Ward Howard

Dr. Ward Spruill Howard uses space and ground-based telescopes to investigate high-cadence, multi-wavelength emission from large stellar flares called "superflares" across the sky. He is currently PI of the TESS Guest Investigator Programs GO 3174 (Multi-Wavelength Superflares and Planetary Habitability) and 4132 (Probing Impulsive Events in Huge Flares at High Cadence). He is also working in Dr. Adam Kowalski's research group to understand the relationships between stellar flare emission from the X-ray into the millimeter.

He is a NASA Sagan Fellow hosted at the University of Colorado Boulder.

Dr. Howard carried out the first multi-year, high-cadence superflare survey of hundreds of the brightest and nearest M-dwarfs in the Southern sky.

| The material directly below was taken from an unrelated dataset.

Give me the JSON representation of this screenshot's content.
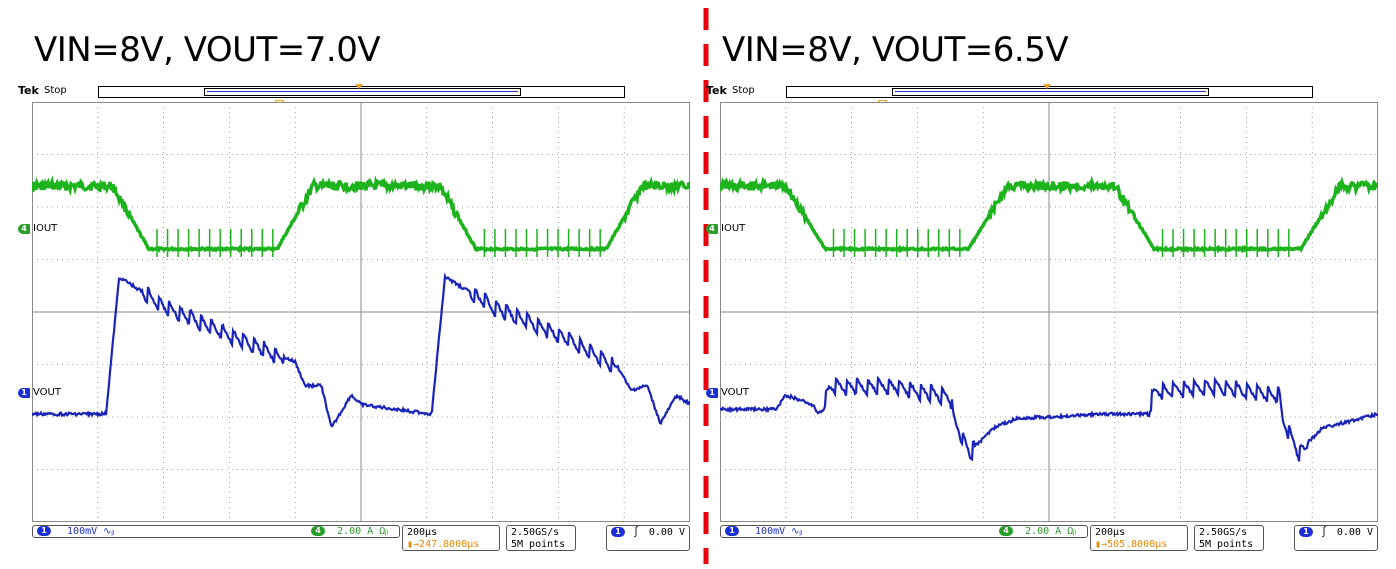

The survey was performed with Evryscope-South, an array of small optical telescopes at CTIO in Chile. One of these large flares was detected from Proxima Centauri, which hosts the nearest-potentially habitable exoplanet. The "Proxima Superflare" would have delivered potentially germicidal levels of UV radiation to the surface of an unprotected planet at the distance of Proxima b. He completed his PhD in Physics and Astronomy at UNC Chapel Hill in Spring 2021. His dissertation is entitled, "Investigating exoplanet habitability and the stellar magnetism of cool stars across half the Southern sky via superflares, starspots, and stellar rotation".